Por aqui, uns vasculhando outros mais à superfície, partilham os operáticos, por hoje lamentando a morte "da" (comme il faut) Berganza, os etno-ouvintes, agora mais dados à kora do que à cítara e quase nada à flamencada, os nacionaleiros, "que não há como o fado/a marrabenta/...", a malta do jazz - mas não muito "free" -, dos standards ou das lendas - ainda que Dexter siga esquecido -, e menos do actual, aqueles do canto de intervenção, Fausto ou Violeta Parra, muito mais Karajan do que James Last, os memorialistas, - esses do slow "com que roçaguei a Maria(na)/o Manel" -, os do rock, progressivo, indie, southern, n'roll, até heavy, and &, e os da "chanson", française, ou da sempre MPB, mas sem o grande Roberto Carlos noto, um ou outro escasso do blues, e nem discuto se R&B, e, claro, os dos crooners, alguns do Patxi Andión e vizinhos andaluzes, e há até quem se lembre de Savall, e ainda restarão uns já anciãos, balbuciando "inesquecíveis" pérolas do festival de San Remo.
 
Dito todo este quotidiano não deixo de sorrir ao vê-los, empertigados em pantomina, discutindo o Festival da "Canção" na Eurovisão de ontem.

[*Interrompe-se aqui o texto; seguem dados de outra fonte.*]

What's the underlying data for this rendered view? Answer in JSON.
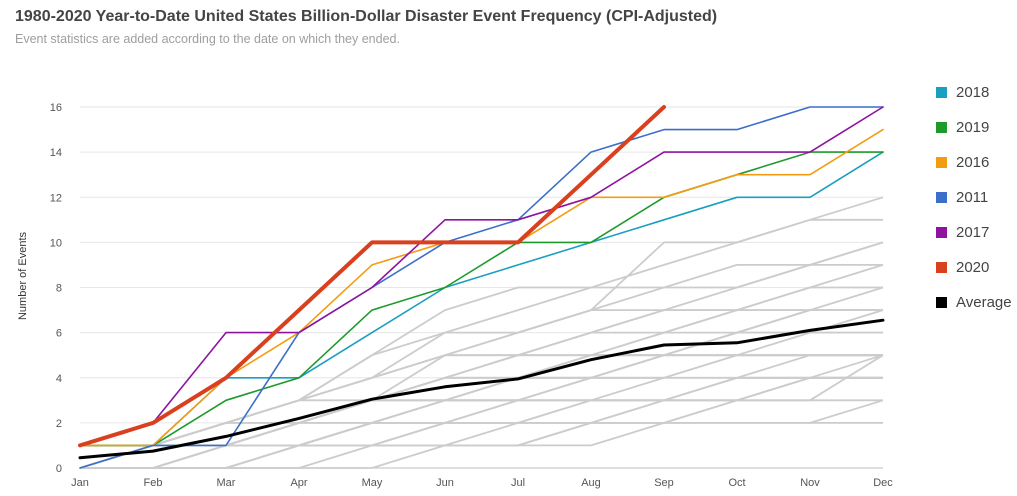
{
  "chart_data": {
    "type": "line",
    "title": "1980-2020 Year-to-Date United States Billion-Dollar Disaster Event Frequency (CPI-Adjusted)",
    "subtitle": "Event statistics are added according to the date on which they ended.",
    "xlabel": "",
    "ylabel": "Number of Events",
    "ylim": [
      0,
      16
    ],
    "yticks": [
      0,
      2,
      4,
      6,
      8,
      10,
      12,
      14,
      16
    ],
    "grid": true,
    "legend_position": "right",
    "categories": [
      "Jan",
      "Feb",
      "Mar",
      "Apr",
      "May",
      "Jun",
      "Jul",
      "Aug",
      "Sep",
      "Oct",
      "Nov",
      "Dec"
    ],
    "series": [
      {
        "name": "2018",
        "color": "#1a9ec1",
        "values": [
          1,
          1,
          4,
          4,
          6,
          8,
          9,
          10,
          11,
          12,
          12,
          14
        ]
      },
      {
        "name": "2019",
        "color": "#1e9a2b",
        "values": [
          1,
          1,
          3,
          4,
          7,
          8,
          10,
          10,
          12,
          13,
          14,
          14
        ]
      },
      {
        "name": "2016",
        "color": "#f39c12",
        "values": [
          1,
          1,
          4,
          6,
          9,
          10,
          10,
          12,
          12,
          13,
          13,
          15
        ]
      },
      {
        "name": "2011",
        "color": "#3b6fc9",
        "values": [
          0,
          1,
          1,
          6,
          8,
          10,
          11,
          14,
          15,
          15,
          16,
          16
        ]
      },
      {
        "name": "2017",
        "color": "#8e14a0",
        "values": [
          1,
          2,
          6,
          6,
          8,
          11,
          11,
          12,
          14,
          14,
          14,
          16
        ]
      },
      {
        "name": "2020",
        "color": "#d9401e",
        "values": [
          1,
          2,
          4,
          7,
          10,
          10,
          10,
          13,
          16,
          null,
          null,
          null
        ]
      },
      {
        "name": "Average",
        "color": "#000000",
        "values": [
          0.45,
          0.75,
          1.4,
          2.2,
          3.05,
          3.6,
          3.95,
          4.8,
          5.45,
          5.55,
          6.1,
          6.55
        ]
      }
    ],
    "background_series": [
      [
        0,
        1,
        1,
        2,
        2,
        2,
        2,
        2,
        2,
        2,
        2,
        2
      ],
      [
        0,
        0,
        1,
        1,
        2,
        2,
        3,
        3,
        3,
        4,
        5,
        5
      ],
      [
        0,
        1,
        1,
        2,
        3,
        3,
        4,
        5,
        5,
        5,
        5,
        5
      ],
      [
        0,
        0,
        0,
        1,
        1,
        1,
        2,
        2,
        2,
        2,
        2,
        3
      ],
      [
        0,
        0,
        1,
        1,
        2,
        3,
        3,
        4,
        5,
        6,
        7,
        7
      ],
      [
        1,
        1,
        2,
        2,
        3,
        4,
        5,
        5,
        6,
        7,
        8,
        8
      ],
      [
        0,
        1,
        2,
        3,
        4,
        5,
        5,
        6,
        7,
        8,
        9,
        10
      ],
      [
        0,
        0,
        0,
        0,
        1,
        1,
        1,
        1,
        2,
        3,
        3,
        5
      ],
      [
        0,
        1,
        2,
        3,
        5,
        7,
        8,
        8,
        9,
        10,
        11,
        12
      ],
      [
        1,
        1,
        1,
        2,
        3,
        4,
        4,
        4,
        4,
        5,
        5,
        5
      ],
      [
        0,
        1,
        2,
        3,
        4,
        6,
        6,
        7,
        8,
        9,
        9,
        9
      ],
      [
        0,
        0,
        1,
        2,
        2,
        3,
        3,
        4,
        5,
        5,
        6,
        7
      ],
      [
        0,
        1,
        1,
        2,
        3,
        3,
        4,
        4,
        5,
        6,
        6,
        6
      ],
      [
        0,
        0,
        0,
        1,
        1,
        2,
        2,
        3,
        3,
        4,
        4,
        5
      ],
      [
        0,
        1,
        2,
        3,
        4,
        5,
        6,
        7,
        7,
        7,
        8,
        9
      ],
      [
        1,
        1,
        1,
        1,
        2,
        2,
        2,
        3,
        3,
        3,
        3,
        3
      ],
      [
        0,
        1,
        2,
        2,
        3,
        4,
        5,
        6,
        7,
        7,
        7,
        8
      ],
      [
        0,
        0,
        1,
        1,
        1,
        2,
        2,
        2,
        3,
        4,
        4,
        4
      ],
      [
        0,
        1,
        2,
        3,
        5,
        6,
        7,
        8,
        8,
        8,
        9,
        10
      ],
      [
        0,
        0,
        0,
        0,
        0,
        1,
        1,
        2,
        2,
        3,
        4,
        4
      ],
      [
        0,
        1,
        1,
        2,
        3,
        5,
        6,
        7,
        10,
        10,
        11,
        11
      ],
      [
        1,
        1,
        2,
        3,
        3,
        4,
        5,
        5,
        6,
        6,
        7,
        7
      ],
      [
        0,
        0,
        1,
        2,
        3,
        4,
        4,
        5,
        5,
        6,
        6,
        6
      ],
      [
        0,
        1,
        1,
        1,
        2,
        3,
        3,
        3,
        4,
        5,
        5,
        5
      ],
      [
        0,
        0,
        0,
        1,
        2,
        3,
        3,
        4,
        4,
        4,
        4,
        4
      ],
      [
        0,
        1,
        2,
        3,
        4,
        5,
        5,
        6,
        6,
        7,
        7,
        7
      ],
      [
        0,
        0,
        1,
        1,
        2,
        3,
        4,
        4,
        5,
        5,
        5,
        5
      ],
      [
        0,
        1,
        1,
        2,
        3,
        3,
        4,
        5,
        5,
        6,
        7,
        7
      ],
      [
        0,
        0,
        0,
        1,
        1,
        1,
        1,
        2,
        3,
        3,
        4,
        4
      ],
      [
        1,
        1,
        1,
        1,
        2,
        2,
        3,
        3,
        3,
        3,
        4,
        4
      ]
    ],
    "background_color": "#cccccc"
  }
}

Os "faxos" e os "comunas" irritados, os "intelectuais", ditos melómanos, lamentando da justeza dos resultados, dos "interesses" envolvidos, das qualidades dos intervenientes, da subalternização da "música" à "política" e isso. 
 
Enfim, não vejo um festival desses desde o "sobe, sobe, balão sobe" ou das rutilantes "Doce". Mas se os devastados ucranianos vibraram com a sua vitória, um décimo que seja do que os tontos lusos há anos com aquela tralha do rapaz que dá traques em palco... então ainda bem.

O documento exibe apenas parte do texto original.